Так продолжалось, пока Христос не испустил дух, а сестра Екатерина в ужасе не потеряла сознание; кровь лилась рекой из стигматов, стекала дождем с головы.
Книга показывала, как сновала жидовская свора, давала услышать ругань и завывания толпы, лицезреть Матерь Божью, дрожавшую в лихорадке, обезумевшую Магдалину, наводившую ужас своими воплями, а над всем этим Господа Иисуса, исхудалого и опухшего; восходя на Голгофу, Он путался ногами в хитоне, цеплялся обломанными ногтями за скользкое древо Креста.

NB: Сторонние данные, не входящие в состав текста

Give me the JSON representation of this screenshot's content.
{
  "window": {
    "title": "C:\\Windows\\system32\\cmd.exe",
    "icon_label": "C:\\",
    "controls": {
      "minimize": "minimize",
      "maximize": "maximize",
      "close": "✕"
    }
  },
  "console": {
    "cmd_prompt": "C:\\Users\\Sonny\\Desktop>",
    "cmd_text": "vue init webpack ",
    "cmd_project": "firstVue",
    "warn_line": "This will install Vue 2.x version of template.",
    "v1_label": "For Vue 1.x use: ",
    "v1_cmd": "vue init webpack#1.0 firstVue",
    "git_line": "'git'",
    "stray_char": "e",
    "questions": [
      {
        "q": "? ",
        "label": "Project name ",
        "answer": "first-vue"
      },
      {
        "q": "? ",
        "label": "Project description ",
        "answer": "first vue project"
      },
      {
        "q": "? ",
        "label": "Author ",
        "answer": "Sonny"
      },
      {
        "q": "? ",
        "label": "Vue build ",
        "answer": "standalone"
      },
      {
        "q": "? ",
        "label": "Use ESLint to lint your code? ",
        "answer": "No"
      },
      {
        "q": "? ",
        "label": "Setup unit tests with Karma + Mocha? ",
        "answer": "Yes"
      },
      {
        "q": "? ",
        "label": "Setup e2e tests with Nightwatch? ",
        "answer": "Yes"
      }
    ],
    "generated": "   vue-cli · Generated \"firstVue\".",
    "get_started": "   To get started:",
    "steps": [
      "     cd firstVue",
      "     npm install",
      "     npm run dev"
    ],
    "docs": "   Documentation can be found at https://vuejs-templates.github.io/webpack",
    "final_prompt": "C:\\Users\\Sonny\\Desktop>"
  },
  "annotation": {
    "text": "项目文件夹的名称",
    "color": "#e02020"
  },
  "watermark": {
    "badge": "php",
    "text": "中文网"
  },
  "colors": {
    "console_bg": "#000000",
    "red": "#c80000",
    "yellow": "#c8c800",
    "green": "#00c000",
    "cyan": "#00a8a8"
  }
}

Екатерина Эммерих — удивительная визионерка — описывает и обрамление этой сцены: виды Иудеи, в которой она никогда не была, но, как выяснено, совершенно точные; не зная и не желая того, эта неграмотная девушка стала выдающейся, неповторимой художницей!
— Как восхитительны ее видения и картины! — воскликнул Дюрталь. — Но как удивительна и ее святость! — пробормотал он, пролистав житие преподобной жены, помещенное в начале книги.
Она родилась в 1774 году в Мюнстерском епископстве от бедных крестьян. Уже в детстве она имела беседы с Девой Марией и получила от Нее дар, которым обладали также святые Сибиллина Павийская, Ида из Лувена, а позднее Луиза Лато{55}: на ощупь отличать освященные предметы от неосвященных. Затем она поступила в монастырь августинок в Дульмене, девятнадцати лет приняла там пострижение; она лишилась здоровья: ее мучили непрестанные боли, и она сделала их еще сильнее, получив, как и блаженная Лидвина, от Бога благословение страдать за других, помогать болящим, беря их недуги на себя. В 1811 году, когда Жером Бонапарт стал королем Вестфальским, монастырь был упразднен, а монахини разбежались. Немощную, без гроша в кармане сестру Екатерину перенесли в трактирную каморку; она терпела, когда на нее указывали пальцем и надсмехались над ней. Господь прибавил к ее мучениям стигматы, о которых она молила Его; она не могла ни встать, ни сесть, питалась соком вишенки, но зато восхищалась в продолжительных экстазах. В них она странствовала по Палестине, следуя по пятам за Спасителем, через силу диктовала свою умопомрачительную книгу и, наконец, простонав: «Дай, Господи, умереть со Христом на кресте в бесславии», — скончалась, исполненная радости, благодаря Бога за полную страданий прожитую жизнь!
— О да! «Вольную страсть» я беру! — воскликнул Дюрталь.
— И Евангелие не забудьте, — сказал аббат, заставший его за этим занятием. — Это небесные сосуды, из которых почерпнете елей, чтобы умастить ваши раны.